Willie Miller

Personal information
- Full name: William Hannah Miller
- Date of birth: 1895
- Place of birth: Glasgow, Scotland
- Date of death: 1970 (aged 74–75)
- Place of death: Glasgow, Scotland
- Position: Centre half

Senior career*
- Years: Team / Apps / (Gls)
- –: Cambuslang Rangers
- 1916–1928: Hibernian / 275 / (30)

= Willie Miller (footballer, born 1895) =

Scottish footballer

William Hannah Miller (1895–1970) was a Scottish footballer who played as a centre half for Hibernian.

==Career==
Born in Glasgow, Miller joined Hibernian from Junior team Cambuslang Rangers, where he likely took an active role in the club's consecutive Glasgow Junior Football League wins in the 1914–15 and 1915–16 seasons before moving up to senior level. In that World War I period he was also serving in the British military as a Private.

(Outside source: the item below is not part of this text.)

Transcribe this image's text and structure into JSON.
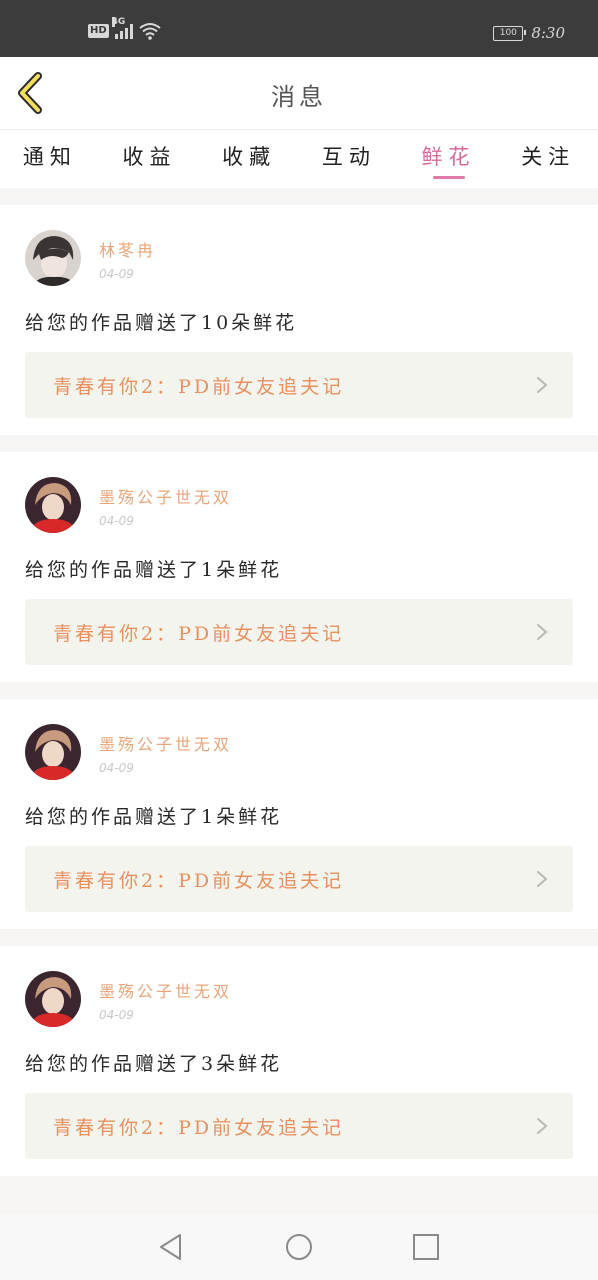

He went on to make 301 appearances with Hibernian, his only professional club, in the Scottish Football League and Scottish Cup over the next 11 years; initially he played at inside left, and scored most of his 32 goals in that role during his first two seasons at Easter Road before moving back to the 'pivot' position. Miller played in the Scottish Cup finals of 1923 (in which his team were beaten by Celtic) and 1924 (defeated by Airdrieonians). In 1928, he was released on a free transfer.

==Personal life==
He is one of four men named Willie Miller to play for the club, all over different eras and unrelated to one another. His father George Miller was a director at Partick Thistle for several years.